For 47 years, I have devoted much of my professional and personal life to supporting the party that for me has always represented the ultimate kiwi values of hard work, reward for effort, self-reliance and compassion. Unfortunately this passion has put me on a self-destructive path.

"This was confirmed for me as I wrote to Michael Heron QC last night to advise him that towards the end of June I had sent several emails to Michael Woodhouse comprising notification of a small number of then new Covid19 cases. My decisions to share this information were wrong, driven by my distorted view that providing that information would help the National Party to hold the Government to account. In fact it was harmful, not helpful, and it is time that the National Party and I parted ways."

Boag said had felt the need to defend any National Party perspective.

"My strong sense of obligation to others has manifested itself in extensive work for charities and individuals in need over many years, but in respect of the National Party, my loyalties have severely clouded my judgement. I was always available to defend, to support and to advocate for the party and its MPs.

"I have become an unhelpful distraction in the current political environment.
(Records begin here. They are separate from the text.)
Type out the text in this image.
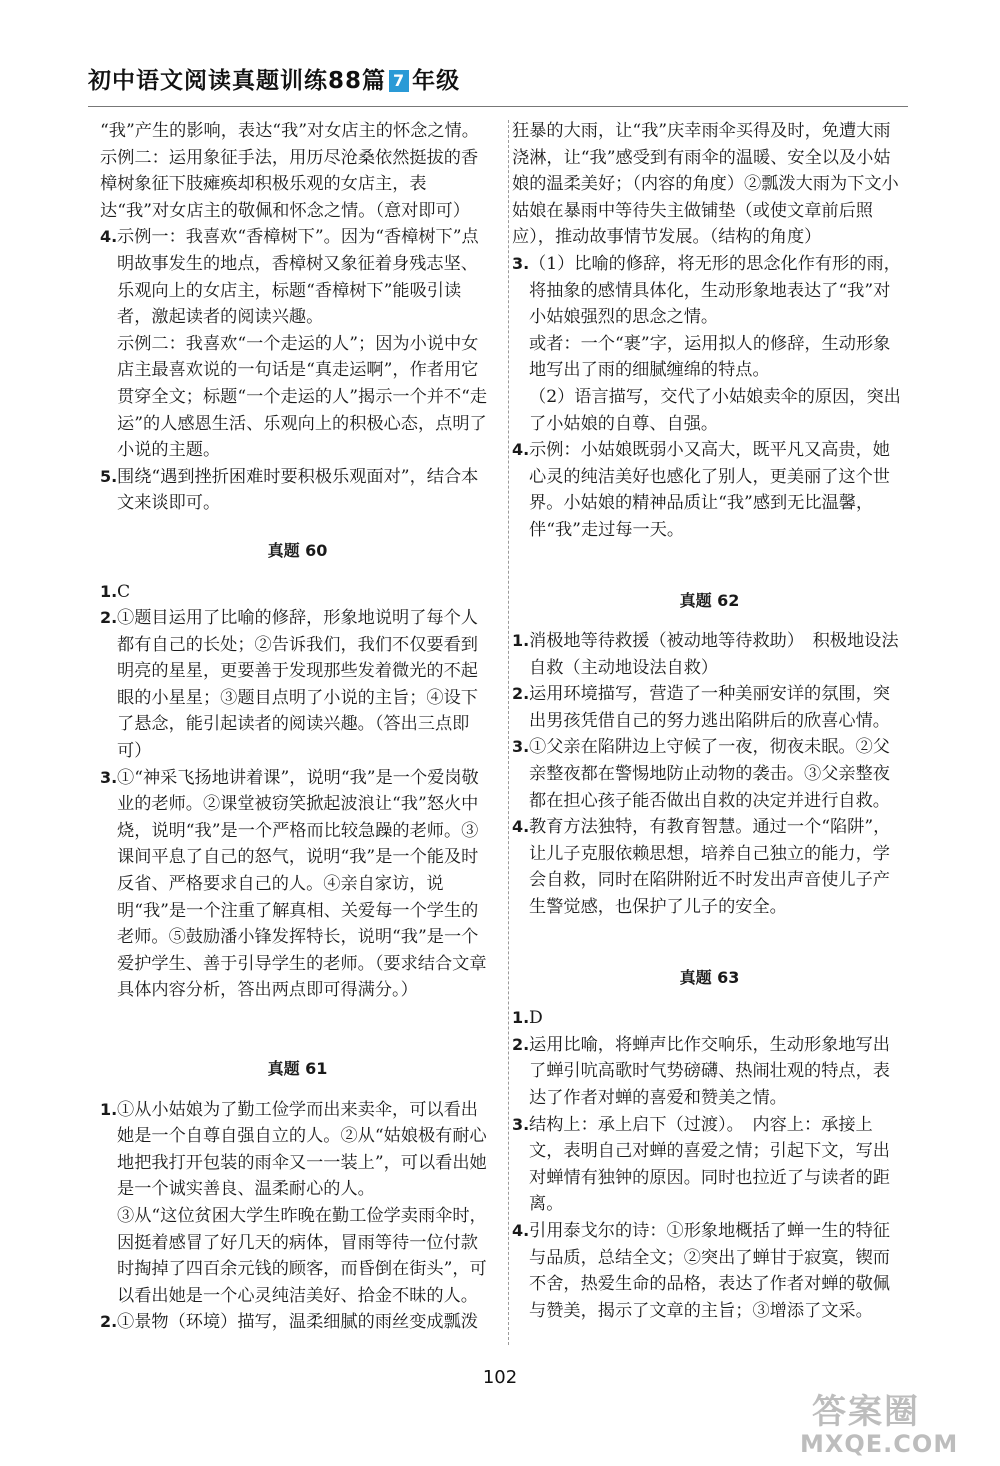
初中语文阅读真题训练88篇 7 年级

“我”产生的影响，表达“我”对女店主的怀念之情。示例二：运用象征手法，用历尽沧桑依然挺拔的香樟树象征下肢瘫痪却积极乐观的女店主，表达“我”对女店主的敬佩和怀念之情。（意对即可）

4. 示例一：我喜欢“香樟树下”。因为“香樟树下”点明故事发生的地点，香樟树又象征着身残志坚、乐观向上的女店主，标题“香樟树下”能吸引读者，激起读者的阅读兴趣。

示例二：我喜欢“一个走运的人”；因为小说中女店主最喜欢说的一句话是“真走运啊”，作者用它贯穿全文；标题“一个走运的人”揭示一个并不“走运”的人感恩生活、乐观向上的积极心态，点明了小说的主题。

5. 围绕“遇到挫折困难时要积极乐观面对”，结合本文来谈即可。

真题 60

1. C

2. ①题目运用了比喻的修辞，形象地说明了每个人都有自己的长处；②告诉我们，我们不仅要看到明亮的星星，更要善于发现那些发着微光的不起眼的小星星；③题目点明了小说的主旨；④设下了悬念，能引起读者的阅读兴趣。（答出三点即可）

3. ①“神采飞扬地讲着课”，说明“我”是一个爱岗敬业的老师。②课堂被窃笑掀起波浪让“我”怒火中烧，说明“我”是一个严格而比较急躁的老师。③课间平息了自己的怒气，说明“我”是一个能及时反省、严格要求自己的人。④亲自家访，说明“我”是一个注重了解真相、关爱每一个学生的老师。⑤鼓励潘小锋发挥特长，说明“我”是一个爱护学生、善于引导学生的老师。（要求结合文章具体内容分析，答出两点即可得满分。）

真题 61

1. ①从小姑娘为了勤工俭学而出来卖伞，可以看出她是一个自尊自强自立的人。②从“姑娘极有耐心地把我打开包装的雨伞又一一装上”，可以看出她是一个诚实善良、温柔耐心的人。

③从“这位贫困大学生昨晚在勤工俭学卖雨伞时，因挺着感冒了好几天的病体，冒雨等待一位付款时掏掉了四百余元钱的顾客，而昏倒在街头”，可以看出她是一个心灵纯洁美好、拾金不昧的人。

2. ①景物（环境）描写，温柔细腻的雨丝变成瓢泼

狂暴的大雨，让“我”庆幸雨伞买得及时，免遭大雨浇淋，让“我”感受到有雨伞的温暖、安全以及小姑娘的温柔美好；（内容的角度）②瓢泼大雨为下文小姑娘在暴雨中等待失主做铺垫（或使文章前后照应），推动故事情节发展。（结构的角度）

3. （1）比喻的修辞，将无形的思念化作有形的雨，将抽象的感情具体化，生动形象地表达了“我”对小姑娘强烈的思念之情。

或者：一个“裹”字，运用拟人的修辞，生动形象地写出了雨的细腻缠绵的特点。

（2）语言描写，交代了小姑娘卖伞的原因，突出了小姑娘的自尊、自强。

4. 示例：小姑娘既弱小又高大，既平凡又高贵，她心灵的纯洁美好也感化了别人，更美丽了这个世界。小姑娘的精神品质让“我”感到无比温馨，伴“我”走过每一天。

真题 62

1. 消极地等待救援（被动地等待救助）　积极地设法自救（主动地设法自救）

2. 运用环境描写，营造了一种美丽安详的氛围，突出男孩凭借自己的努力逃出陷阱后的欣喜心情。

3. ①父亲在陷阱边上守候了一夜，彻夜未眠。②父亲整夜都在警惕地防止动物的袭击。③父亲整夜都在担心孩子能否做出自救的决定并进行自救。

4. 教育方法独特，有教育智慧。通过一个“陷阱”，让儿子克服依赖思想，培养自己独立的能力，学会自救，同时在陷阱附近不时发出声音使儿子产生警觉感，也保护了儿子的安全。

真题 63

1. D

2. 运用比喻，将蝉声比作交响乐，生动形象地写出了蝉引吭高歌时气势磅礴、热闹壮观的特点，表达了作者对蝉的喜爱和赞美之情。

3. 结构上：承上启下（过渡）。　内容上：承接上文，表明自己对蝉的喜爱之情；引起下文，写出对蝉情有独钟的原因。同时也拉近了与读者的距离。

4. 引用泰戈尔的诗：①形象地概括了蝉一生的特征与品质，总结全文；②突出了蝉甘于寂寞，锲而不舍，热爱生命的品格，表达了作者对蝉的敬佩与赞美，揭示了文章的主旨；③增添了文采。

102
答案圈
MXQE.COM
I apologise to all those who have been collateral damage in my quest, both inside and outside the party and I deeply regret my actions.

"I hope my resignation will allow the party to get on with its vital task of setting out its pathway for New Zealand's future in the upcoming general election. I will be making no further comment at this time."

Yesterday National Party leader Todd Muller said he had not asked any of his MPs, including Woodhouse, whether they had received the information that Boag had sent Walker.

Asked why he hadn't asked Woodhouse, Muller said: "It's very clear from our perspective there's a conversation that's occurred between Michelle Boag and Hamish Walker. We are confident from what we can see that the issue here relates to Michelle Boag and Hamish Walker."